A perspectiva do recomeço é pincelada por Mário Prata no segundo quadro, o de 1980, quando ele faz alusões a esta mesma classe média querendo agora abraçar uma nova ideia política. Esta ideia é representada pelos movimentos dos trabalhadores na década de setenta, que iria desembocar na criação do Partido dos Trabalhadores, que passou a atuar fortemente na política desde então. Eram novos anseios, a esperança da ascensão econômica, o orgulho de ser brasileiro, agora envoltos em outras cores.
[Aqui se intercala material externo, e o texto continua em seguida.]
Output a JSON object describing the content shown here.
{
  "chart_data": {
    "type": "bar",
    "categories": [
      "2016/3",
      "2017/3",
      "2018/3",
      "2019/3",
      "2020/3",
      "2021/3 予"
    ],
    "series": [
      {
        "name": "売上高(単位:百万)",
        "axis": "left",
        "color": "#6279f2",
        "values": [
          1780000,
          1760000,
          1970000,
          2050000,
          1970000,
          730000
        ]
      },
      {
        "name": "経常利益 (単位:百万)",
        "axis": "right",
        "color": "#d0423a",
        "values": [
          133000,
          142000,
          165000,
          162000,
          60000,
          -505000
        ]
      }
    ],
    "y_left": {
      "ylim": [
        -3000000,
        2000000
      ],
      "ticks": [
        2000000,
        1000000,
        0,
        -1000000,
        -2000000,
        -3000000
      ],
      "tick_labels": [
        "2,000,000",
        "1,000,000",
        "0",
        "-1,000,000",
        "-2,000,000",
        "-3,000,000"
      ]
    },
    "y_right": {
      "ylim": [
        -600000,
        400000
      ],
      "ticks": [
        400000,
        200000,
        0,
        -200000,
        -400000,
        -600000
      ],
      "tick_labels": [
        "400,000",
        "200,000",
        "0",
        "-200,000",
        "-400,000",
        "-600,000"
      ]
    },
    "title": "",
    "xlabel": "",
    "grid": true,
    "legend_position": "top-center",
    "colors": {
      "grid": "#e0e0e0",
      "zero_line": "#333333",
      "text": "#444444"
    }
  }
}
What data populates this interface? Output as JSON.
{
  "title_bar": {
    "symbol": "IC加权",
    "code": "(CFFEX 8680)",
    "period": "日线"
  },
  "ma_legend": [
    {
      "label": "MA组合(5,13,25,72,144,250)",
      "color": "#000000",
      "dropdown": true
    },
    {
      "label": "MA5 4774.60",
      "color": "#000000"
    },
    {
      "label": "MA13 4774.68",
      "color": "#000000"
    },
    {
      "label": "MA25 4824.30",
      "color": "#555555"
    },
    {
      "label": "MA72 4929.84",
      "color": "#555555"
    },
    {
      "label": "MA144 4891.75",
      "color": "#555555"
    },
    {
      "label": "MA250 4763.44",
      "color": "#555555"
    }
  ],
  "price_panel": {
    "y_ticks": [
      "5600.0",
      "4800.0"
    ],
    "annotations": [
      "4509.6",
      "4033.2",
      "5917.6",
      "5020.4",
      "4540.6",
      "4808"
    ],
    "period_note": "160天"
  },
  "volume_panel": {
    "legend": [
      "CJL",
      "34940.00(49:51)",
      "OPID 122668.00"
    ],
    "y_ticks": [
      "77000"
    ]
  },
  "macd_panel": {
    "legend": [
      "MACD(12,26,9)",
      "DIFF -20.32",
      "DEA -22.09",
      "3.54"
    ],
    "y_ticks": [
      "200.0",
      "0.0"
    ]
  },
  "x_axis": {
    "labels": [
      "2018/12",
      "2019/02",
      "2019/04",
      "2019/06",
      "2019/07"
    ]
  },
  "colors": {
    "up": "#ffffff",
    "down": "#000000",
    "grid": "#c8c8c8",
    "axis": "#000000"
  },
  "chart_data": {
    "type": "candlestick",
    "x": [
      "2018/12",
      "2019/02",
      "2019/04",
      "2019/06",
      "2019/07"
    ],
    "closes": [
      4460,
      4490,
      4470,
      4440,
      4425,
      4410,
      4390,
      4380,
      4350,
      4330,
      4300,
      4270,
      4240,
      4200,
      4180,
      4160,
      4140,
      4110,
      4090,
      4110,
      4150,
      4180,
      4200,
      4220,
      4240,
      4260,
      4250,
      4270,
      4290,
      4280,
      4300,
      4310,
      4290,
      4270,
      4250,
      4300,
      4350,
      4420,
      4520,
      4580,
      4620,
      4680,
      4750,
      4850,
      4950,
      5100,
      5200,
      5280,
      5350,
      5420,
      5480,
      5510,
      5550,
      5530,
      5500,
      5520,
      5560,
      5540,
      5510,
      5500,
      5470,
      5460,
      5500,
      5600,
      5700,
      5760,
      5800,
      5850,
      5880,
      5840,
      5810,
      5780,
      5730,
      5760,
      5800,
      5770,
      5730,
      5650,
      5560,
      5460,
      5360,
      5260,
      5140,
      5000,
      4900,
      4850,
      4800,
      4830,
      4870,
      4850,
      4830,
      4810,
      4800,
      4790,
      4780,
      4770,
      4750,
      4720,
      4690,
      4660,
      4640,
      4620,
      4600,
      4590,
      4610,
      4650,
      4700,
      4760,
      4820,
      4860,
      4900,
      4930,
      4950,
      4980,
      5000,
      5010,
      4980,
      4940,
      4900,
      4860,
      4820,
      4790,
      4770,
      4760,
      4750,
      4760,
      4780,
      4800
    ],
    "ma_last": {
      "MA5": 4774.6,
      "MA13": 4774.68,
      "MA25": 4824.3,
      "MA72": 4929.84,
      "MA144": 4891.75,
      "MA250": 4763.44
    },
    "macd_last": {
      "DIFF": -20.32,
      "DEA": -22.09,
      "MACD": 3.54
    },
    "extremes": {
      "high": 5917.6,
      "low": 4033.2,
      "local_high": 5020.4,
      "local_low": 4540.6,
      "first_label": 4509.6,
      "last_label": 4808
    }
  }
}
No entanto, o que parecia ser o recomeço, passa a ser a antecipação de uma nova realidade política brasileira pós Partido dos Trabalhadores. A classe média, na sua busca por ser um agente decisivo na construção de um país desenvolvido e livre, rebela-se mais uma vez. Portanto, seu dilema, retratado em Besame Mucho, continua. Enquanto a classe média não tiver a noção exata de que um país tem que ter um povo, esta classe irá pular de galho político em galho político, sem conseguir ser agente do seu próprio destino. É preciso ter a noção profunda e cívica de que não há nação sem povo. E o mais importante. A de que povo não pode ter umbigo. Se ficar olhando para o próprio umbigo, nunca contemplará o horizonte, o futuro. Talvez seja isto que a classe média brasileira nunca entendeu. E é por isso que Tuca e Dina precisaram se refugiar na fantasia para conseguirem encontrar sua explosão sexual. Assim como Xico e Olga precisaram se refugiar na mentira para sustentarem suas autoestimas. Atitudes como estas, de avestruz, vão levar, com certeza, e sempre, a um novo e perigoso ciclo político. E mais uma vez a noção de povo se perderá.